Search code examples
pythonalgorithmsortingheapsort

How do I improve my Python code about heap sort?


I tried to write a heap sort program myself for Leetcode 217. Contains Duplicate as below rather than using Python built-in sort method. Leetcode should accept heap sort method, but for some reasons I don't know, although my heap sort program works well, I still got the runtime rejection from Leetcode. Can anyone help?

Solved, below code is re-edited using Floyd algorithm to initialize heap and has passed Leetcode

def heapsort(nums):

    def swap(i, j):

        nums[i], nums[j] = nums[j], nums[i]


    def sift(start, size):

        l = (start << 1) + 1 # Do not forget () for <<
        r = l + 1
        largest = start
        if l <= size - 1 and nums[start] < nums[l]:
            largest = l
        if r <= size - 1 and nums[largest] < nums[r]:
            largest = r   
        if largest != start:
            swap(start, largest)
            sift(largest, size)


    size = len(nums)

    # Initialize heap (Floyd Algorithm)
    end = (size >> 1) - 1
    while end >= 0:
        sift(end, size)
        end -= 1
    swap(0, size - 1)
    size -= 1

    # Heapify recursively
    while size > 1:
        sift(0, size)
        swap(0, size - 1)
        size -= 1

Solution

  • Your code does way too much. You're rebuilding the entire heap with every item that you remove. So what should be an O(n log n) algorithm is instead O(n^2).

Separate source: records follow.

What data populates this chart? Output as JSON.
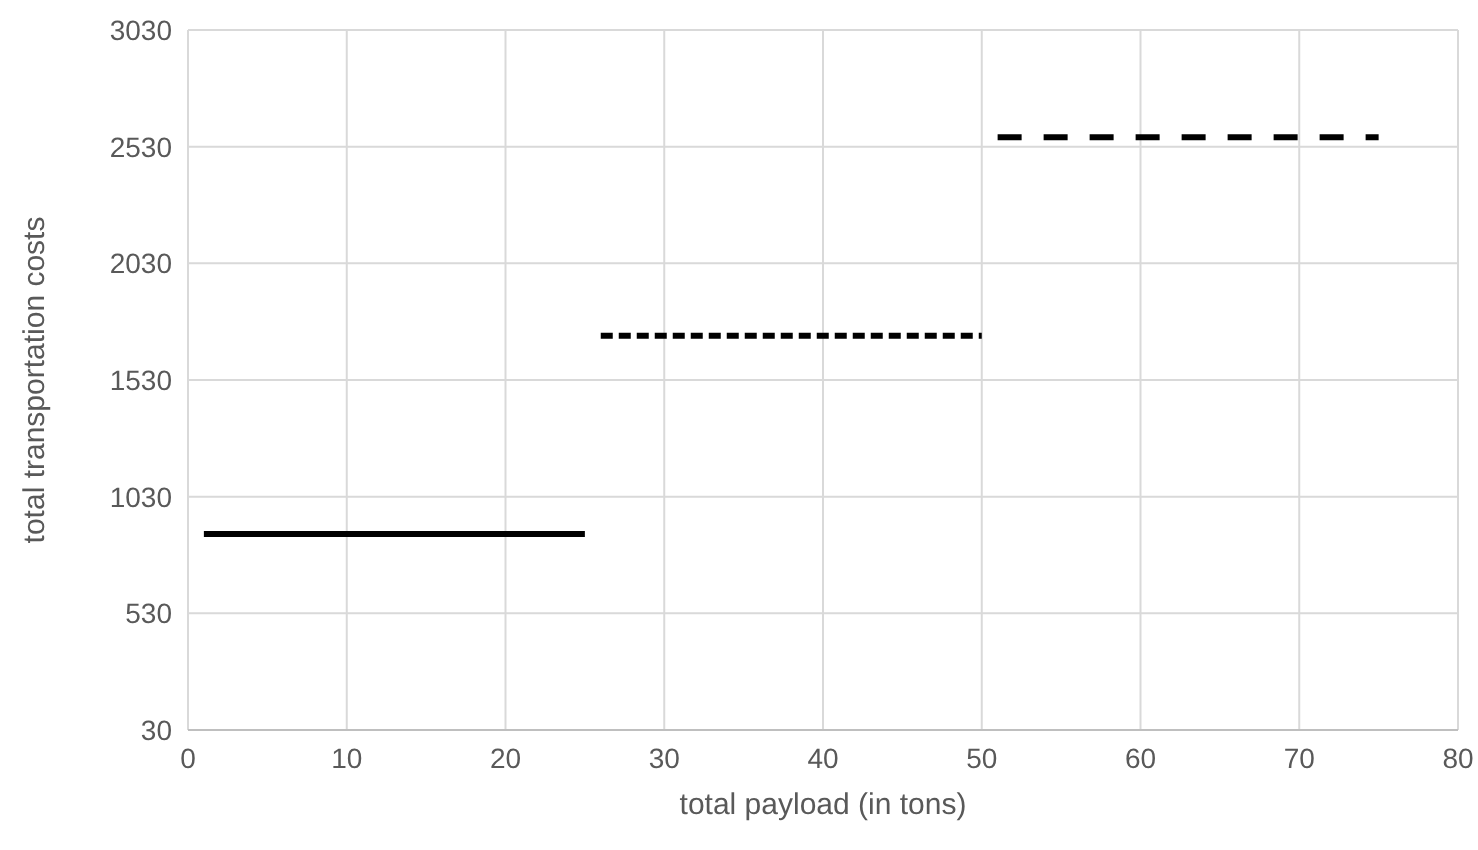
{
  "chart_data": {
    "type": "line",
    "xlabel": "total payload (in tons)",
    "ylabel": "total transportation costs",
    "xlim": [
      0,
      80
    ],
    "xticks": [
      0,
      10,
      20,
      30,
      40,
      50,
      60,
      70,
      80
    ],
    "ylim": [
      30,
      3030
    ],
    "yticks": [
      30,
      530,
      1030,
      1530,
      2030,
      2530,
      3030
    ],
    "grid": true,
    "marker": "none",
    "series": [
      {
        "color": "#000000",
        "x": [
          1,
          25
        ],
        "values": [
          870,
          870
        ],
        "line_style": "solid"
      },
      {
        "color": "#000000",
        "x": [
          26,
          50
        ],
        "values": [
          1720,
          1720
        ],
        "line_style": "dotted"
      },
      {
        "color": "#000000",
        "x": [
          51,
          75
        ],
        "values": [
          2570,
          2570
        ],
        "line_style": "dashed"
      }
    ]
  }
}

    Essentially, your code is doing this:

    while array is not empty
        rearrange array into a heap
        extract the smallest item
    

    Rearranging the heap takes, at best, O(n) time. And extracting the smallest takes O(log n). So your algorithm is O(n^2 + n log n).

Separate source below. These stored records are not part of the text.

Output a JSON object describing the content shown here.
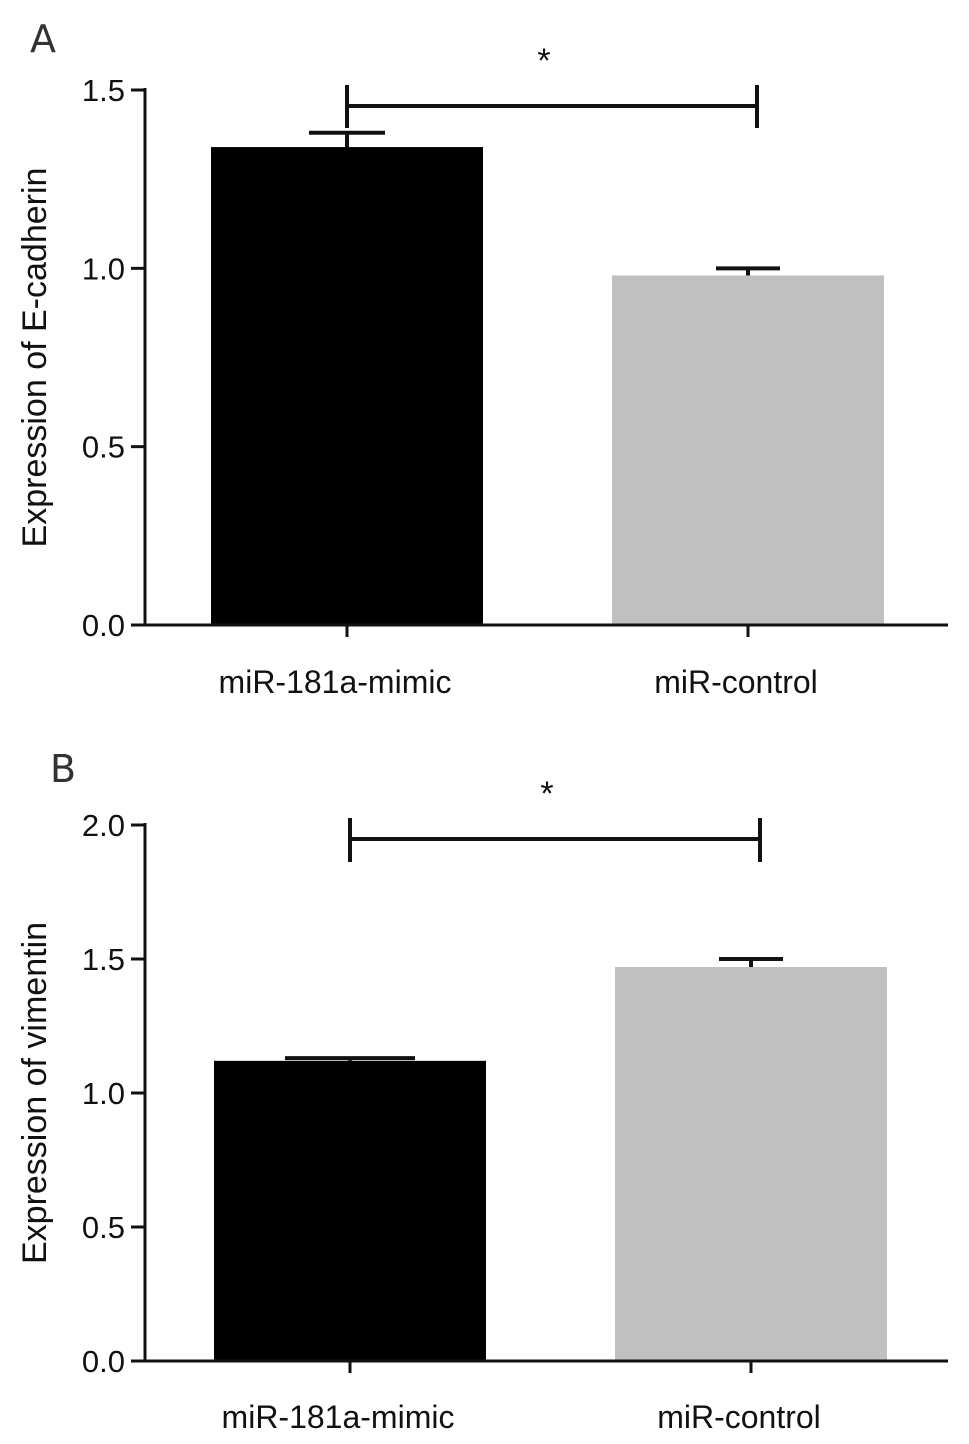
{
  "chart_data": [
    {
      "type": "bar",
      "panel": "A",
      "categories": [
        "miR-181a-mimic",
        "miR-control"
      ],
      "values": [
        1.34,
        0.98
      ],
      "errors": [
        0.04,
        0.02
      ],
      "ylabel": "Expression of E-cadherin",
      "ylim": [
        0,
        1.5
      ],
      "yticks": [
        "0.0",
        "0.5",
        "1.0",
        "1.5"
      ],
      "bar_colors": [
        "#000000",
        "#c0c0c0"
      ],
      "significance": {
        "label": "*",
        "between": [
          0,
          1
        ]
      },
      "grid": false
    },
    {
      "type": "bar",
      "panel": "B",
      "categories": [
        "miR-181a-mimic",
        "miR-control"
      ],
      "values": [
        1.12,
        1.47
      ],
      "errors": [
        0.01,
        0.03
      ],
      "ylabel": "Expression of vimentin",
      "ylim": [
        0,
        2.0
      ],
      "yticks": [
        "0.0",
        "0.5",
        "1.0",
        "1.5",
        "2.0"
      ],
      "bar_colors": [
        "#000000",
        "#c0c0c0"
      ],
      "significance": {
        "label": "*",
        "between": [
          0,
          1
        ]
      },
      "grid": false
    }
  ]
}
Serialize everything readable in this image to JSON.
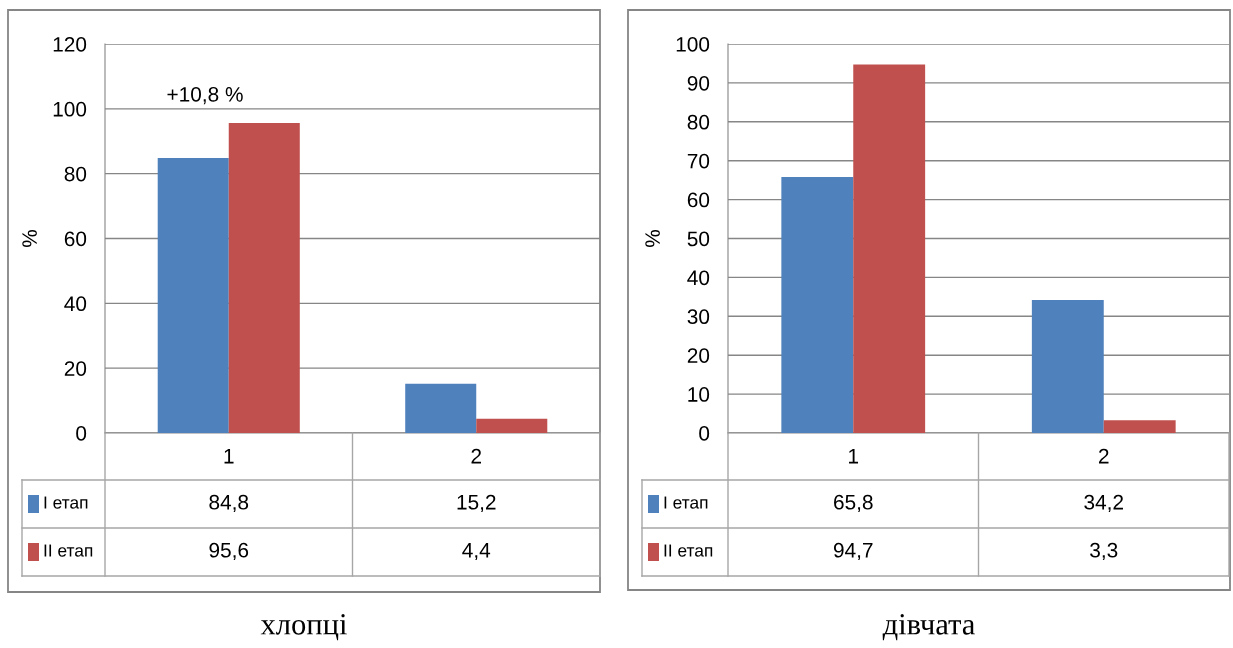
{
  "chart_data": [
    {
      "type": "bar",
      "title": "хлопці",
      "ylabel": "%",
      "categories": [
        "1",
        "2"
      ],
      "series": [
        {
          "name": "I етап",
          "color": "#4f81bd",
          "values": [
            84.8,
            15.2
          ],
          "value_labels": [
            "84,8",
            "15,2"
          ]
        },
        {
          "name": "II етап",
          "color": "#c0504d",
          "values": [
            95.6,
            4.4
          ],
          "value_labels": [
            "95,6",
            "4,4"
          ]
        }
      ],
      "ylim": [
        0,
        120
      ],
      "yticks": [
        0,
        20,
        40,
        60,
        80,
        100,
        120
      ],
      "grid": "y",
      "legend": "bottom",
      "annotations": [
        "+10,8 %"
      ]
    },
    {
      "type": "bar",
      "title": "дівчата",
      "ylabel": "%",
      "categories": [
        "1",
        "2"
      ],
      "series": [
        {
          "name": "I етап",
          "color": "#4f81bd",
          "values": [
            65.8,
            34.2
          ],
          "value_labels": [
            "65,8",
            "34,2"
          ]
        },
        {
          "name": "II етап",
          "color": "#c0504d",
          "values": [
            94.7,
            3.3
          ],
          "value_labels": [
            "94,7",
            "3,3"
          ]
        }
      ],
      "ylim": [
        0,
        100
      ],
      "yticks": [
        0,
        10,
        20,
        30,
        40,
        50,
        60,
        70,
        80,
        90,
        100
      ],
      "grid": "y",
      "legend": "bottom"
    }
  ]
}
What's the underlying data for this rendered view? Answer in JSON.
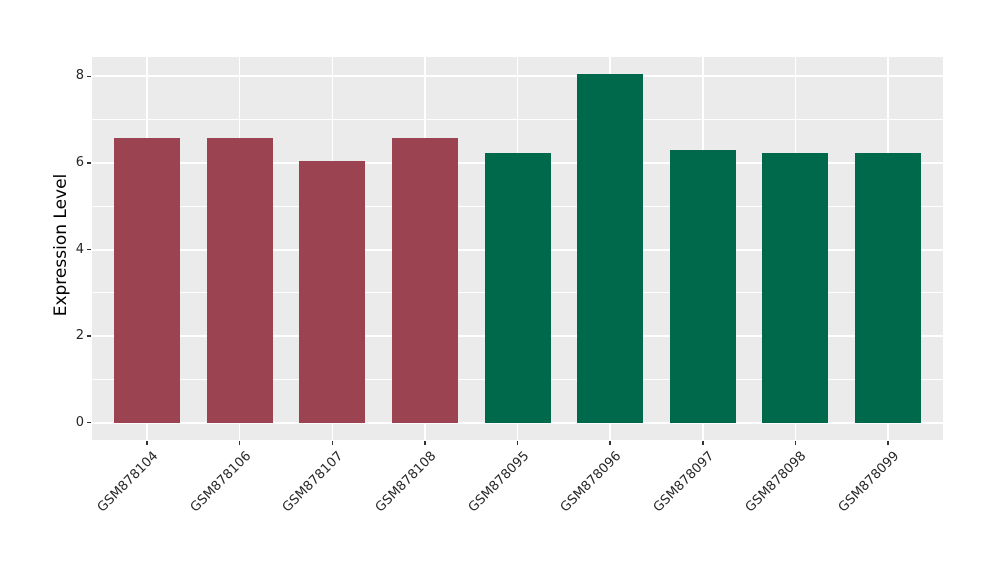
{
  "chart_data": {
    "type": "bar",
    "title": "",
    "xlabel": "",
    "ylabel": "Expression Level",
    "categories": [
      "GSM878104",
      "GSM878106",
      "GSM878107",
      "GSM878108",
      "GSM878095",
      "GSM878096",
      "GSM878097",
      "GSM878098",
      "GSM878099"
    ],
    "values": [
      6.57,
      6.57,
      6.05,
      6.57,
      6.23,
      8.05,
      6.3,
      6.23,
      6.23
    ],
    "bar_colors": [
      "#9B4350",
      "#9B4350",
      "#9B4350",
      "#9B4350",
      "#00684B",
      "#00684B",
      "#00684B",
      "#00684B",
      "#00684B"
    ],
    "yticks": [
      0,
      2,
      4,
      6,
      8
    ],
    "yticks_minor": [
      1,
      3,
      5,
      7
    ],
    "ylim": [
      -0.4,
      8.45
    ],
    "bar_width_fraction": 0.7,
    "grid": true,
    "legend_position": "none",
    "panel_background": "#EBEBEB",
    "gridline_color": "#FFFFFF",
    "tick_color": "#333333",
    "tick_label_color": "#262626"
  }
}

    Actually, your method of building the heap from the bottom up is O(n log n) in itself. So your heap sort algorithm is actually O((n+1)*(n log n)). In any case, it's a highly sub-optimal algorithm.

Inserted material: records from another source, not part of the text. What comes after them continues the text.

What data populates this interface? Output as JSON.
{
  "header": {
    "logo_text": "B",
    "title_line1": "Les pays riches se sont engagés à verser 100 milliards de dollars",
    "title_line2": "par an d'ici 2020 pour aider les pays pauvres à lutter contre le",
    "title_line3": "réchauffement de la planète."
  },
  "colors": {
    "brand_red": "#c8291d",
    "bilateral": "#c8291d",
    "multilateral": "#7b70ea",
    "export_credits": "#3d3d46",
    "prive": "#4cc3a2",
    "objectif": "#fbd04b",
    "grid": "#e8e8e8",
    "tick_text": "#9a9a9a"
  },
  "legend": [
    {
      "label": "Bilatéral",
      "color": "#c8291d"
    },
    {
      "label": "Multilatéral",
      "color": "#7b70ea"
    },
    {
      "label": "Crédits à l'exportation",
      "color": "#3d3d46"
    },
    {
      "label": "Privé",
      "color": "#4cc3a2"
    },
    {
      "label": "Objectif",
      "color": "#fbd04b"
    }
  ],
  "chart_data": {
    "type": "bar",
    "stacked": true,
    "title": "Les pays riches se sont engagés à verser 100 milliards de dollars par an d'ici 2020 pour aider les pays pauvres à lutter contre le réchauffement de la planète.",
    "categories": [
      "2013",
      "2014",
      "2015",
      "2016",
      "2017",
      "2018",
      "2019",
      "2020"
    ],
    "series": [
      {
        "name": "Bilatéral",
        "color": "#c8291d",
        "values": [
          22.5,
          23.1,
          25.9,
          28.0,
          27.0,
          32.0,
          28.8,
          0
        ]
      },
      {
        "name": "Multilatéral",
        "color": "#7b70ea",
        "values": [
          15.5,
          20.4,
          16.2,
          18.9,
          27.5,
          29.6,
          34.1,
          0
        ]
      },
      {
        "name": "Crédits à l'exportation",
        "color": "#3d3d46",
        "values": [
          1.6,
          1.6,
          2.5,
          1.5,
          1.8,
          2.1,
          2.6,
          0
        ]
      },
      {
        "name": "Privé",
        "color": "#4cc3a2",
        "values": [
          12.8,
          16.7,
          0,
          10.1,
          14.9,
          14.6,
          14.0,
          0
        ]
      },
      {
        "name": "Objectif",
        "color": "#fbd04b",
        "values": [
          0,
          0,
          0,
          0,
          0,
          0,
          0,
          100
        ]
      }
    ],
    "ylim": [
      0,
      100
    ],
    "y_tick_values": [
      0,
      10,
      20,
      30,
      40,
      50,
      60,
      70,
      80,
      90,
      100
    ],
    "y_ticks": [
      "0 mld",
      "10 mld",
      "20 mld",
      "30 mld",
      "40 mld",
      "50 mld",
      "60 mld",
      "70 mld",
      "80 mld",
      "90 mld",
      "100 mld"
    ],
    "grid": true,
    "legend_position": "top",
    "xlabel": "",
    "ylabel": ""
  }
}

    The idea behind heap sort is that you arrange the array into a heap one time. That is an O(n) operation. The algorithm is pretty simple:

    for i = heap.length/2 downto 1
        siftDown(i)
    

    This is called Floyd's algorithm, after its inventor.

    Note that we start in the middle of the array and sift down. The idea is that the last n/2 items are leaf nodes, so they can't sift down, anyway. By starting at n/2 and working backwards, we can heapify the entire array in O(n) time.

    After the array is arranged into a heap, we do the following:

    while heap is not empty
        output the item at heap[0]
        move the item at the end of the heap to heap[0]
        reduce the count of items by 1
        siftDown(0)
    

    The item at heap[0] is the smallest item remaining in the heap, so we output it. Then, there's no need to rebuild the entire heap. All you have to do is take the last item in the heap, place it at the top, and sift it down into position. The rest of the heap remains valid.

    Making those changes should reduce the running time, although I don't know if that's going to make your code acceptable. There is another way to check for duplicates. It requires O(n) extra space, but it's faster than sorting.

    The idea is to create a hash table and then go through the array, checking if the item is in the hash table. If not, add it. If it's already in the table, then it's a duplicate. As Harold pointed out, Python has a set type that makes this kind of thing easy to do.